И откуда вдруг взялось это благоразумие? Значит, то, что я узнала о наших, еще больше отдалило их от меня? Или они настолько перегнули палку, что стали мне окончательно чужими? Нет, я отлично знала, что Ксавье, распростертый без чувств здесь, на железной койке, вроде тех, что стоят в больнице Ларибуазьер, этот искалеченный, разбитый Ксавье смиряет лихорадочный мой бред, как обычно, не прямо, не физически, не прикосновением рук, которые уже не могут касаться, не словами, которые не сказаны, но которые мае слышны, не глазами, которые он не открыл... Удивительные узы связывали нас! Странные мы с Ксавье супруги!

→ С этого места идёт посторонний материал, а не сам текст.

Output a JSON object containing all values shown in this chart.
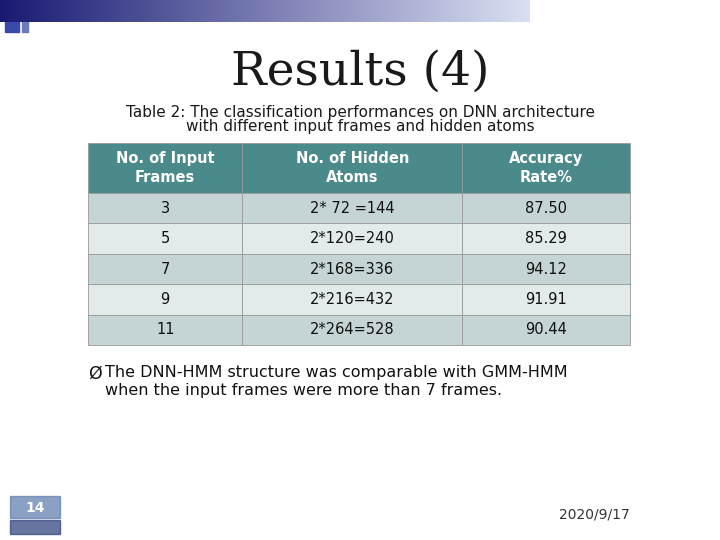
{
  "title": "Results (4)",
  "subtitle_line1": "Table 2: The classification performances on DNN architecture",
  "subtitle_line2": "with different input frames and hidden atoms",
  "header": [
    "No. of Input\nFrames",
    "No. of Hidden\nAtoms",
    "Accuracy\nRate%"
  ],
  "rows": [
    [
      "3",
      "2* 72 =144",
      "87.50"
    ],
    [
      "5",
      "2*120=240",
      "85.29"
    ],
    [
      "7",
      "2*168=336",
      "94.12"
    ],
    [
      "9",
      "2*216=432",
      "91.91"
    ],
    [
      "11",
      "2*264=528",
      "90.44"
    ]
  ],
  "header_bg": "#4a8a8a",
  "header_fg": "#ffffff",
  "row_bg_odd": "#c5d5d5",
  "row_bg_even": "#e2eaea",
  "bg_color": "#ffffff",
  "bullet_text_line1": "The DNN-HMM structure was comparable with GMM-HMM",
  "bullet_text_line2": "when the input frames were more than 7 frames.",
  "footer_text": "2020/9/17",
  "page_num": "14",
  "title_fontsize": 34,
  "subtitle_fontsize": 11,
  "header_fontsize": 10.5,
  "cell_fontsize": 10.5,
  "bullet_fontsize": 11.5
}
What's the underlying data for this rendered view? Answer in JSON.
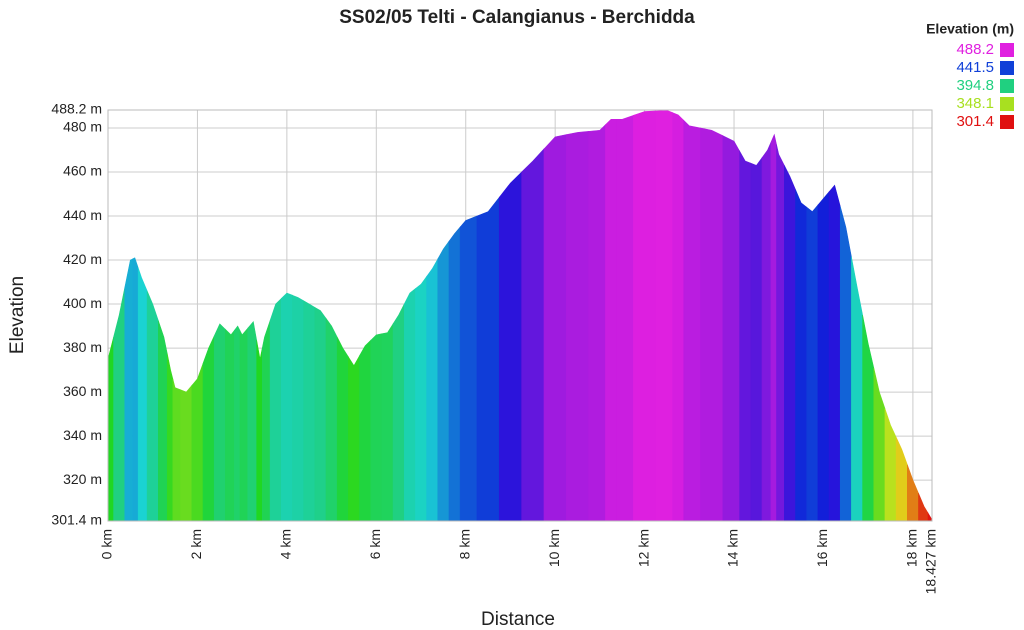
{
  "chart_data": {
    "type": "area",
    "title": "SS02/05 Telti - Calangianus - Berchidda",
    "x_label": "Distance",
    "y_label": "Elevation",
    "x": [
      0,
      0.25,
      0.5,
      0.6,
      0.75,
      1.0,
      1.25,
      1.4,
      1.5,
      1.75,
      2.0,
      2.25,
      2.5,
      2.75,
      2.9,
      3.0,
      3.25,
      3.4,
      3.5,
      3.75,
      4.0,
      4.25,
      4.5,
      4.75,
      5.0,
      5.25,
      5.5,
      5.75,
      6.0,
      6.25,
      6.5,
      6.75,
      7.0,
      7.25,
      7.5,
      7.75,
      8.0,
      8.5,
      9.0,
      9.5,
      10.0,
      10.5,
      11.0,
      11.25,
      11.5,
      12.0,
      12.5,
      12.75,
      13.0,
      13.5,
      14.0,
      14.25,
      14.5,
      14.75,
      14.9,
      15.0,
      15.25,
      15.5,
      15.75,
      16.0,
      16.25,
      16.5,
      16.75,
      17.0,
      17.25,
      17.5,
      17.75,
      18.0,
      18.25,
      18.427
    ],
    "values": [
      375,
      395,
      420,
      421,
      412,
      400,
      385,
      370,
      362,
      360,
      366,
      380,
      391,
      386,
      390,
      386,
      392,
      375,
      385,
      400,
      405,
      403,
      400,
      397,
      390,
      380,
      372,
      381,
      386,
      387,
      395,
      405,
      409,
      416,
      425,
      432,
      438,
      442,
      455,
      465,
      476,
      478,
      479,
      484,
      484,
      487.5,
      488,
      486,
      481,
      479,
      474,
      465,
      463,
      470,
      477,
      468,
      458,
      446,
      442,
      448,
      454,
      435,
      408,
      382,
      360,
      345,
      334,
      320,
      308,
      302
    ],
    "xlim": [
      0,
      18.427
    ],
    "ylim": [
      301.4,
      488.2
    ],
    "xticks": [
      {
        "value": 0,
        "label": "0 km"
      },
      {
        "value": 2,
        "label": "2 km"
      },
      {
        "value": 4,
        "label": "4 km"
      },
      {
        "value": 6,
        "label": "6 km"
      },
      {
        "value": 8,
        "label": "8 km"
      },
      {
        "value": 10,
        "label": "10 km"
      },
      {
        "value": 12,
        "label": "12 km"
      },
      {
        "value": 14,
        "label": "14 km"
      },
      {
        "value": 16,
        "label": "16 km"
      },
      {
        "value": 18,
        "label": "18 km"
      },
      {
        "value": 18.427,
        "label": "18.427 km"
      }
    ],
    "yticks": [
      {
        "value": 301.4,
        "label": "301.4 m"
      },
      {
        "value": 320,
        "label": "320 m"
      },
      {
        "value": 340,
        "label": "340 m"
      },
      {
        "value": 360,
        "label": "360 m"
      },
      {
        "value": 380,
        "label": "380 m"
      },
      {
        "value": 400,
        "label": "400 m"
      },
      {
        "value": 420,
        "label": "420 m"
      },
      {
        "value": 440,
        "label": "440 m"
      },
      {
        "value": 460,
        "label": "460 m"
      },
      {
        "value": 480,
        "label": "480 m"
      },
      {
        "value": 488.2,
        "label": "488.2 m"
      }
    ],
    "grid": true,
    "legend": {
      "title": "Elevation (m)",
      "position": "top-right"
    },
    "color_scale": [
      {
        "value": 488.2,
        "color": "#e020e0"
      },
      {
        "value": 441.5,
        "color": "#1040d8"
      },
      {
        "value": 394.8,
        "color": "#20d080"
      },
      {
        "value": 348.1,
        "color": "#a8e020"
      },
      {
        "value": 301.4,
        "color": "#e01010"
      }
    ]
  }
}
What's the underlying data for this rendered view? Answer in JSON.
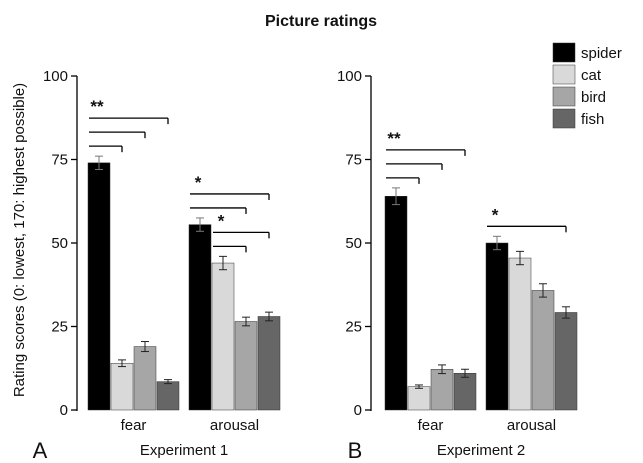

Я решила не выходить из гостиной, превращенной в больничную палату. И вовсе не потому, что могла оказать Ксавье помощь, сделать что-нибудь для него, я, которая взвалила ему на плечи половину своей беды и ввела его в свою жизнь в самые злополучные ее часы. Но я чувствовала, что он меня защищает. Удерживая меня в четырех стенах гостиной, он защищал меня от меня самой, от моей семьи, от бурного искушения, все еще мучившего меня,взбежать к ним наверх, распахнуть двери и оскорбить их...
Мадемуазель Бюри молчала. Мы уселись на низеньких креслах, обитых розовым шелком. Они стояли по обе стороны стола в стиле. Людовика XVI и составляли в этой дальней части гостиной так называемый интимный уголок. Могла ли я когда-нибудь даже вообразить себе, что буду сидеть здесь, на одном из этих кресел, и эта парадная гостиная в один прекрасный день даст приют моей тревоге; и единственному дорогому мне существу, чья жизнь сейчас в опасности?
Я машинально водила пальцем по шелковым рубчикам, по этому подлокотнику, к которому я не привыкла; и я окидывала взглядом эти стены, зеленую парчу, эти обюссоновские ковры, эту обычно пустынную комнату, которую открывали лишь в дни парадных приемов и которая в моих глазах стала живой, обитаемой. С тех пор, как сюда внесли узкую железную кровать.
- Если я устану, - вполголоса произнесла я, - то прилягу здесь. Вот и все.
И я показала на кушетку, стоявшую рядом; как раз там в знаменитый вечер раута беременная Жанна-Симон принимала поздравления гостей.
- Хорошо, мадам, - отозвалась сиделка, - Вы, должно быть, очень устали. Лучше бы вам позавтракать, а то вы совсем ослабеете.
- Я не хочу есть.
- А все-таки подкрепитесь. Вам понадобится много сил.
И, предвидя новое возражение с моей стороны, добавила:
- Пусть вам .подадут в галерее, чтобы я могла в случае чего вас кликнуть. А пока вы будете завтракать, я впущу сюда на четверть часика мадемуазель Буссардель... Она пройдет через большую гостиную.
Тетя Эмма... Я не сразу нашлась, что ответить. Впервые после моего возвращения из Ларибуазьера, где мне открылась истина, я ясно представила себе, что я действительно могу с минуты на минуту в этом самом доме, в этой самой комнате встретиться лицом к лицу с тетей Эммой... Ах, я вовсе не собиралась ни ослеплять себя гневом, ни щадить себя, взвалив на нее все бремя ответственности! Но разве сама она не признала своей вины, прислав ко мне тетю Луизу и разве не избегала со мной встречи, избегая появляться у изголовья своего крестника, лишь бы не встретиться со мной? Разве не признала она, что совершенный ею проступок во много раз превосходит мою самую обыкновенную и в конце концов не такую уж страшную ошибку?
Естественно, я не думала, вернее, перестала думать о том, как она провинилась передо мною лично, ничего не сказав мне перед нашей свадьбой. Впрочем, отныне мне это все равно. Возможно, в первые минуты смятения я рассердилась на тетю за себя, но теперь Ксавье, распростертый на своей кровати, занимал все мои помыслы. О нем я думала. Он стал жертвой преступления. Он мог бы быть счастливым. Для этого тете Эмме следовало только вовремя открыть ему глава. Если бы она решилась раньше, она могла бы сама выбрать подходящую минуту, прибегнуть к околичностям, но сказать что-то, посоветовать ему. Возможно, мы с Ксавье все равно поженились бы. А я сумела бы найти выход. Не знаю какой, но, во всяком случае, драмы не последовало бы.